The team’s analyses confirm that different lineages of early land vertebrates exhibited distinct patterns of body size evolution. Both amniote and lissamphibian ancestors independently shifted into small-bodied adaptive zones from a large-bodied common ancestor. Notably, lissamphibian precursors showed stronger constraints on body size evolution. In contrast, amniote-lineage land vertebrates experienced a relaxation of these constraints, enabling them to expand their maximum body size limit over the course of their evolutionary history.
Respiratory Traits and Skull Morphology
The study verifies that buccal lung ventilation was the ancestral respiratory mode of all land vertebrates, which was inherited by lissamphibian precursors. Traits associated with costal lung ventilation subsequently evolved in the lineage leading to modern amniotes. For example, ribs curved along the mesiodistal axis and an elongated cervical region emerged early in stem amniotes. These physical changes suggest that these ancestors of modern reptiles and mammals already used costal lung ventilation.
The retention of buccal lung ventilation in lissamphibian ancestors led to an increased reliance on cutaneous carbon dioxide excretion. This aligns with the strong constraints that favor small body sizes in this group. Conversely, amniotes evolved deeper skulls, which enabled the functional partitioning of adductor muscles. This adaptation enhanced their ability to exert static pressure during tooth occlusion, a key prerequisite for the evolution of herbivory.
Implications for Modern Ecosystems
This innovation allowed amniotes to occupy new ecological niches by digesting plant resources. Multiple lineages of both herbivores and their predators overcame constraints on maximum body size during the Early Permian. Today, amniotes exhibit even greater disparity in body size among terrestrially adapted species, ranging from gigantic multi-ton mammalian herbivores to dwarfed lizards weighing only a few grams. In contrast, lissamphibians remain restricted to small sizes due to their reliance on cutaneous carbon dioxide excretion.
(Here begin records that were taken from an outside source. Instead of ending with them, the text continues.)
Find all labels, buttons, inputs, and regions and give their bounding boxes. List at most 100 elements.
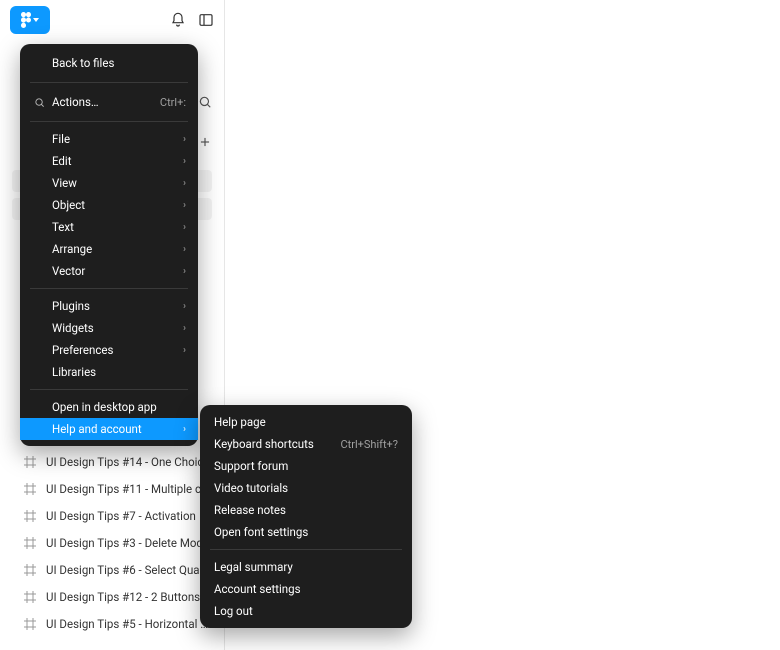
layer-row[interactable]: UI Design Tips #7 - Activation: [0, 502, 224, 529]
menu-item-label: Text: [52, 220, 183, 234]
main-menu-button[interactable]: [10, 6, 50, 34]
submenu-item-shortcut: Ctrl+Shift+?: [340, 438, 398, 451]
menu-separator: [30, 389, 188, 390]
menu-item-label: Vector: [52, 264, 183, 278]
main-menu-dropdown: Back to files Actions… Ctrl+: File› Edit…: [20, 44, 198, 446]
frame-icon: [24, 510, 36, 522]
menu-item-label: Open in desktop app: [52, 400, 186, 414]
layer-name: UI Design Tips #7 - Activation: [46, 509, 196, 523]
menu-widgets[interactable]: Widgets›: [20, 317, 198, 339]
menu-vector[interactable]: Vector›: [20, 260, 198, 282]
topbar: [0, 0, 224, 40]
chevron-right-icon: ›: [183, 200, 186, 211]
menu-plugins[interactable]: Plugins›: [20, 295, 198, 317]
menu-item-label: File: [52, 132, 183, 146]
menu-arrange[interactable]: Arrange›: [20, 238, 198, 260]
chevron-right-icon: ›: [183, 345, 186, 356]
submenu-item-label: Account settings: [214, 582, 398, 596]
menu-separator: [30, 82, 188, 83]
submenu-item-label: Video tutorials: [214, 481, 398, 495]
menu-item-shortcut: Ctrl+:: [160, 96, 186, 109]
chevron-right-icon: ›: [183, 244, 186, 255]
plus-icon: [198, 135, 212, 149]
frame-icon: [24, 564, 36, 576]
submenu-release-notes[interactable]: Release notes: [200, 499, 412, 521]
layer-row[interactable]: UI Design Tips #5 - Horizontal Al…: [0, 610, 224, 637]
submenu-legal-summary[interactable]: Legal summary: [200, 556, 412, 578]
chevron-right-icon: ›: [183, 301, 186, 312]
submenu-account-settings[interactable]: Account settings: [200, 578, 412, 600]
layer-row[interactable]: UI Design Tips #3 - Delete Moda…: [0, 529, 224, 556]
chevron-right-icon: ›: [183, 424, 186, 435]
menu-separator: [30, 121, 188, 122]
submenu-keyboard-shortcuts[interactable]: Keyboard shortcutsCtrl+Shift+?: [200, 433, 412, 455]
menu-item-label: Object: [52, 198, 183, 212]
menu-separator: [210, 549, 402, 550]
frame-icon: [24, 618, 36, 630]
toggle-panel-button[interactable]: [198, 12, 214, 28]
submenu-support-forum[interactable]: Support forum: [200, 455, 412, 477]
chevron-right-icon: ›: [183, 178, 186, 189]
layer-name: UI Design Tips #14 - One Choice: [46, 455, 210, 469]
menu-libraries[interactable]: Libraries: [20, 361, 198, 383]
search-icon: [32, 97, 46, 108]
menu-text[interactable]: Text›: [20, 216, 198, 238]
layer-row[interactable]: UI Design Tips #14 - One Choice: [0, 448, 224, 475]
menu-item-label: Preferences: [52, 343, 183, 357]
chevron-right-icon: ›: [183, 134, 186, 145]
menu-open-desktop[interactable]: Open in desktop app: [20, 396, 198, 418]
menu-preferences[interactable]: Preferences›: [20, 339, 198, 361]
menu-view[interactable]: View›: [20, 172, 198, 194]
menu-item-label: Arrange: [52, 242, 183, 256]
menu-item-label: View: [52, 176, 183, 190]
frame-icon: [24, 591, 36, 603]
menu-separator: [30, 288, 188, 289]
menu-edit[interactable]: Edit›: [20, 150, 198, 172]
submenu-item-label: Open font settings: [214, 525, 398, 539]
menu-object[interactable]: Object›: [20, 194, 198, 216]
menu-item-label: Actions…: [52, 95, 160, 109]
bell-icon: [170, 12, 186, 28]
layer-name: UI Design Tips #5 - Horizontal Al…: [46, 617, 214, 631]
layer-row[interactable]: UI Design Tips #11 - Multiple ch…: [0, 475, 224, 502]
sidebar-icon: [198, 12, 214, 28]
help-account-submenu: Help page Keyboard shortcutsCtrl+Shift+?…: [200, 405, 412, 628]
menu-item-label: Widgets: [52, 321, 183, 335]
app-root: Back to files Actions… Ctrl+: File› Edit…: [0, 0, 780, 650]
submenu-open-font-settings[interactable]: Open font settings: [200, 521, 412, 543]
frame-icon: [24, 483, 36, 495]
menu-item-label: Help and account: [52, 422, 183, 436]
layer-row[interactable]: UI Design Tips #6 - Select Quan…: [0, 556, 224, 583]
chevron-right-icon: ›: [183, 156, 186, 167]
topbar-actions: [170, 12, 214, 28]
submenu-video-tutorials[interactable]: Video tutorials: [200, 477, 412, 499]
menu-actions[interactable]: Actions… Ctrl+:: [20, 89, 198, 115]
layer-name: UI Design Tips #11 - Multiple ch…: [46, 482, 214, 496]
figma-logo-icon: [21, 12, 31, 28]
menu-item-label: Plugins: [52, 299, 183, 313]
layer-row[interactable]: UI Design Tips #12 - 2 Buttons: [0, 583, 224, 610]
submenu-help-page[interactable]: Help page: [200, 411, 412, 433]
left-panel: Back to files Actions… Ctrl+: File› Edit…: [0, 0, 225, 650]
layer-name: UI Design Tips #3 - Delete Moda…: [46, 536, 214, 550]
submenu-item-label: Help page: [214, 415, 398, 429]
chevron-down-icon: [33, 18, 39, 22]
submenu-log-out[interactable]: Log out: [200, 600, 412, 622]
notifications-button[interactable]: [170, 12, 186, 28]
menu-item-label: Libraries: [52, 365, 186, 379]
search-button[interactable]: [198, 95, 212, 109]
menu-item-label: Back to files: [52, 56, 186, 70]
menu-file[interactable]: File›: [20, 128, 198, 150]
submenu-item-label: Legal summary: [214, 560, 398, 574]
add-button[interactable]: [198, 135, 212, 149]
submenu-item-label: Support forum: [214, 459, 398, 473]
search-icon: [198, 95, 212, 109]
frame-icon: [24, 537, 36, 549]
chevron-right-icon: ›: [183, 266, 186, 277]
menu-back-to-files[interactable]: Back to files: [20, 50, 198, 76]
chevron-right-icon: ›: [183, 323, 186, 334]
submenu-item-label: Release notes: [214, 503, 398, 517]
menu-help-account[interactable]: Help and account›: [20, 418, 198, 440]
submenu-item-label: Log out: [214, 604, 398, 618]
menu-item-label: Edit: [52, 154, 183, 168]
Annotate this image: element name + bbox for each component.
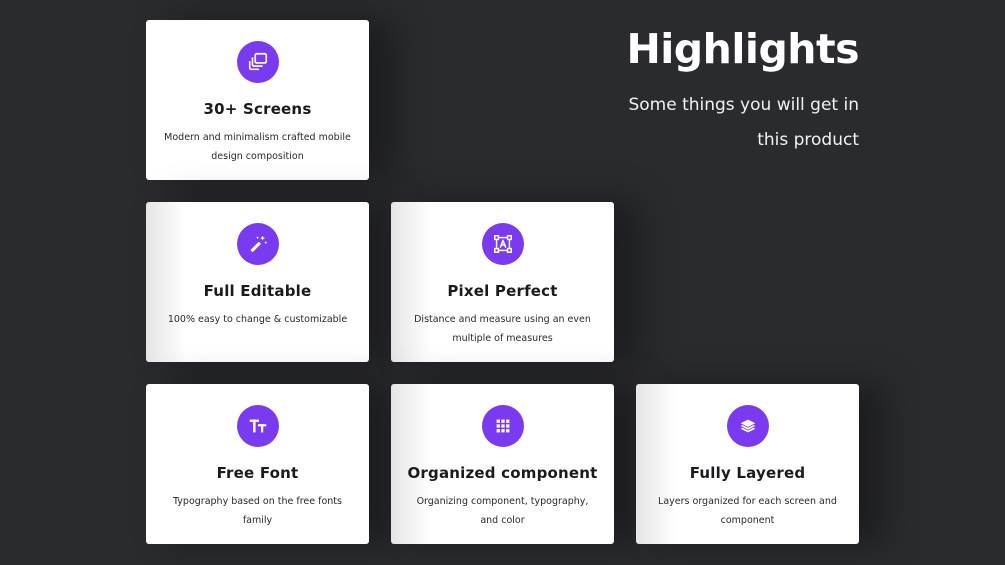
card-description: Typography based on the free fonts famil… [172,496,342,526]
card-description: Organizing component, typography, and co… [416,496,589,526]
feature-card-organized-component: Organized component Organizing component… [391,384,614,544]
highlights-section: Highlights Some things you will get in t… [0,0,1005,565]
font-icon [236,405,279,447]
screens-icon [236,41,279,83]
feature-card-pixel-perfect: Pixel Perfect Distance and measure using… [391,202,614,362]
feature-card-free-font: Free Font Typography based on the free f… [146,384,369,544]
card-description: Modern and minimalism crafted mobile des… [164,132,351,162]
card-title: Organized component [407,464,598,482]
card-description: Distance and measure using an even multi… [414,314,591,344]
card-description: Layers organized for each screen and com… [658,496,837,526]
highlights-header: Highlights Some things you will get in t… [619,22,859,158]
pixel-frame-icon [481,223,524,265]
card-title: 30+ Screens [203,100,312,118]
card-title: Fully Layered [689,464,806,482]
layers-icon [726,405,769,447]
feature-card-editable: Full Editable 100% easy to change & cust… [146,202,369,362]
feature-card-fully-layered: Fully Layered Layers organized for each … [636,384,859,544]
card-title: Free Font [216,464,299,482]
card-title: Pixel Perfect [447,282,558,300]
feature-card-screens: 30+ Screens Modern and minimalism crafte… [146,20,369,180]
page-subtitle: Some things you will get in this product [628,95,859,150]
card-title: Full Editable [203,282,312,300]
card-description: 100% easy to change & customizable [167,314,348,325]
page-title: Highlights [626,25,859,73]
grid-icon [481,405,524,447]
magic-wand-icon [236,223,279,265]
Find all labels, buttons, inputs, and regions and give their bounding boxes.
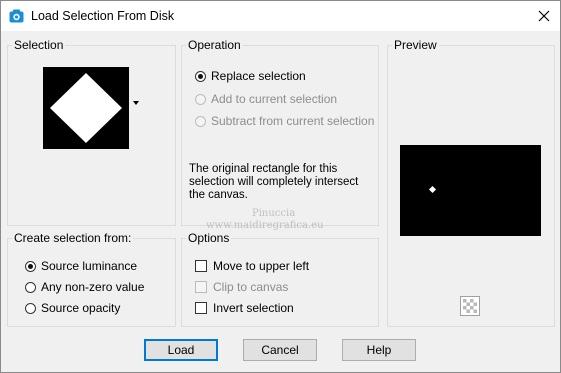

The findings establish that these markedly different biological traits in living members of both groups diverged shortly after their origin. This divergence established the foundation for modern terrestrial ecosystems hundreds of millions of years before the extensive radiation of extant species. The research provides a detailed macroevolutionary pattern observed in body size, skull proportion, and respiratory traits, verified through evolutionary model fitting.